×

Appeal to Nature

Commissioners address DEP ash disposal concerns

Times Observer file photo This photo of the now-largely shuttered Warren Generating Station is at the center of a controversy about treated coal ash disposal in the Allegheny River at that location.

A permit reauthorization for treated coal ash disposal at the Warren Generating Station site dominated discussion at Wednesday’s Warren County Commissioners meeting.

And the commissioners are pushing for a public hearing on the matter.

The permit application was filed through the Department of Environmental Protection’s Northwest Regional Office under the Clean Water Program by GeonOn REMA LLC, based in Shawville, Pa.

It was filed with DEP on September 29, 2016, and DEP staff indicate on the form an intent to approve the renewal.

“We have requested a formal meeting with DEP,” Commissioner Jeff Eggleston said, noting he has received over 100 emails on the subject.

He said it is the commissioner’s “hope to have a public hearing within the next week that we would set up and they would come to attend,” calling such a meeting the “best we could hope for in the time frame allotted.”

The comment period on the project is only open through October 29.

Eggleston noted there is “nothing else we can do to force” a public hearing but said it is his “expectation that they will consent…. All we can do is continue to contact them (and) request that they come and meet with us. So we’re definitely engaged with DEP on the issue. We’ve sent emails, phone calls” to multiple staff.
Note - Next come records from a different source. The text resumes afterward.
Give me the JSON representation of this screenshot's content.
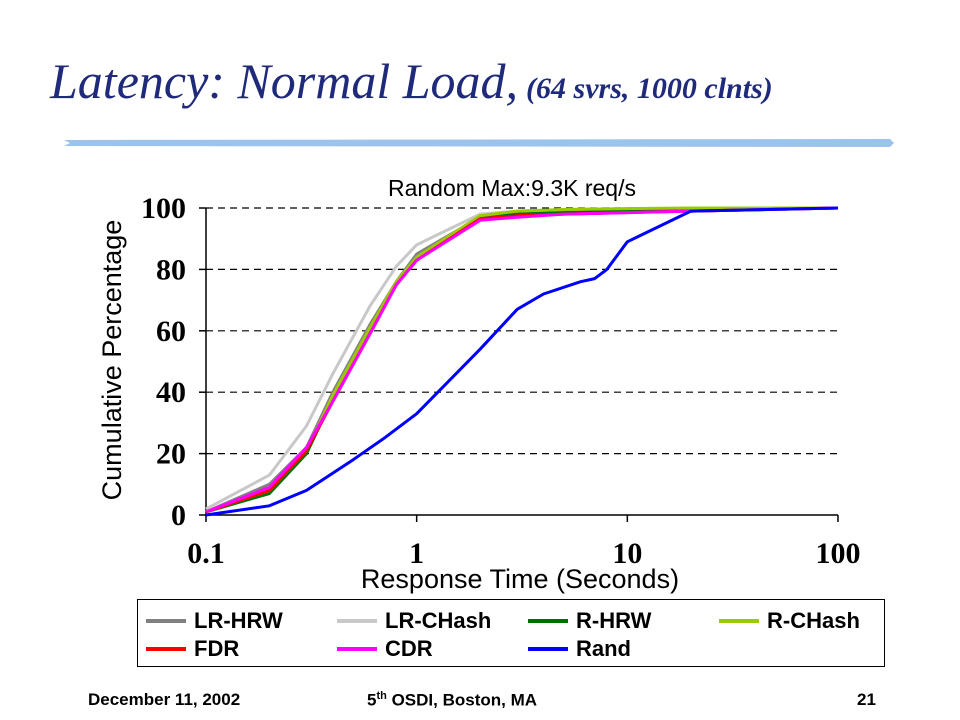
{
  "slide": {
    "title_main": "Latency: Normal Load,",
    "title_sub": "(64 svrs, 1000 clnts)",
    "footer_date": "December 11, 2002",
    "footer_conf_num": "5",
    "footer_conf_sup": "th",
    "footer_conf_rest": " OSDI, Boston, MA",
    "page_number": "21"
  },
  "chart_data": {
    "type": "line",
    "title": "Random Max:9.3K req/s",
    "xlabel": "Response Time (Seconds)",
    "ylabel": "Cumulative Percentage",
    "xscale": "log",
    "xlim": [
      0.1,
      100
    ],
    "ylim": [
      0,
      100
    ],
    "xticks": [
      "0.1",
      "1",
      "10",
      "100"
    ],
    "yticks": [
      "0",
      "20",
      "40",
      "60",
      "80",
      "100"
    ],
    "grid": "horizontal dashed",
    "legend_position": "bottom",
    "series": [
      {
        "name": "LR-HRW",
        "color": "#808080",
        "x": [
          0.1,
          0.2,
          0.3,
          0.4,
          0.6,
          0.8,
          1,
          2,
          3,
          5,
          10,
          20,
          100
        ],
        "y": [
          1,
          10,
          22,
          40,
          62,
          76,
          85,
          97,
          98,
          99,
          99,
          99.5,
          100
        ]
      },
      {
        "name": "LR-CHash",
        "color": "#c8c8c8",
        "x": [
          0.1,
          0.2,
          0.3,
          0.4,
          0.6,
          0.8,
          1,
          2,
          3,
          5,
          10,
          20,
          100
        ],
        "y": [
          2,
          13,
          29,
          46,
          68,
          81,
          88,
          98,
          99,
          99.5,
          99.7,
          99.8,
          100
        ]
      },
      {
        "name": "R-HRW",
        "color": "#007000",
        "x": [
          0.1,
          0.2,
          0.3,
          0.4,
          0.6,
          0.8,
          1,
          2,
          3,
          5,
          10,
          20,
          100
        ],
        "y": [
          1,
          7,
          20,
          38,
          60,
          75,
          83,
          97,
          98,
          98.5,
          99,
          99.5,
          100
        ]
      },
      {
        "name": "R-CHash",
        "color": "#99cc00",
        "x": [
          0.1,
          0.2,
          0.3,
          0.4,
          0.6,
          0.8,
          1,
          2,
          3,
          5,
          10,
          20,
          100
        ],
        "y": [
          1,
          8,
          21,
          39,
          61,
          76,
          84,
          97.5,
          99,
          99.5,
          99.8,
          100,
          100
        ]
      },
      {
        "name": "FDR",
        "color": "#ff0000",
        "x": [
          0.1,
          0.2,
          0.3,
          0.4,
          0.6,
          0.8,
          1,
          2,
          3,
          5,
          10,
          20,
          100
        ],
        "y": [
          1,
          8,
          21,
          37,
          59,
          75,
          83,
          96.5,
          97.5,
          98,
          98.5,
          99,
          100
        ]
      },
      {
        "name": "CDR",
        "color": "#ff00ff",
        "x": [
          0.1,
          0.2,
          0.3,
          0.4,
          0.6,
          0.8,
          1,
          2,
          3,
          5,
          10,
          20,
          100
        ],
        "y": [
          1,
          9,
          22,
          37,
          59,
          75,
          83,
          96,
          97,
          98,
          98.5,
          99,
          100
        ]
      },
      {
        "name": "Rand",
        "color": "#0000ff",
        "x": [
          0.1,
          0.2,
          0.3,
          0.5,
          0.7,
          1,
          2,
          3,
          4,
          6,
          7,
          8,
          10,
          20,
          100
        ],
        "y": [
          0,
          3,
          8,
          18,
          25,
          33,
          54,
          67,
          72,
          76,
          77,
          80,
          89,
          99,
          100
        ]
      }
    ]
  }
}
There have been “multiple conversations both phone and email to try and get a public hearing,” he said.

He said later in discussion that in conversations with DEP that their “initial indication” is that this “is a routine permit application that they have to do every five years” and there is “not any substantial difference between what’s being done and what’s been done.”

DEP gave a similar statement to the Times Observer last week.

“While the discharge of treated ash disposal landfill leachate to the Allegheny River has existed and been permitted for multiple permit cycles,” Thomas Decker, community relations coordinator with DEP, explained, “DEP evaluated this treated ash landfill leachate discharge based on information contained in the 2019 renewal permit application, the applicable technology-based requirements for leachate discharges of coal combustion residuals (ash) and new information obtained since the previous permit renewal regarding protection of threatened and endangered species in the Allegheny River.”

The result of that review, Decker said, includes changes proposed to the renewal of the permit to “include the addition of monitoring and effluent limitations for oil and grease and monitoring for chloride and nickel.”

Eggleston said it is his goal “to get them (DEP) to communicate that to you, to everyone that’s involved (and to) assuage the concern or at least be held accountable for whatever decision they make.”

“While we have some influence by contacting DEP, who would have more influence would be our legislators,” Commissioner Cindy Morrison said to those who attended the meeting to speak to the issue.

Eggleston reiterated that the commissioners “have no authority over the permit…. We never had a notification (from DEP) that I’m aware of. (We are) doing everything we can do get you the public hearing you want. We want to accommodate those concerns. I feel very confident we will get some kind of response from them.”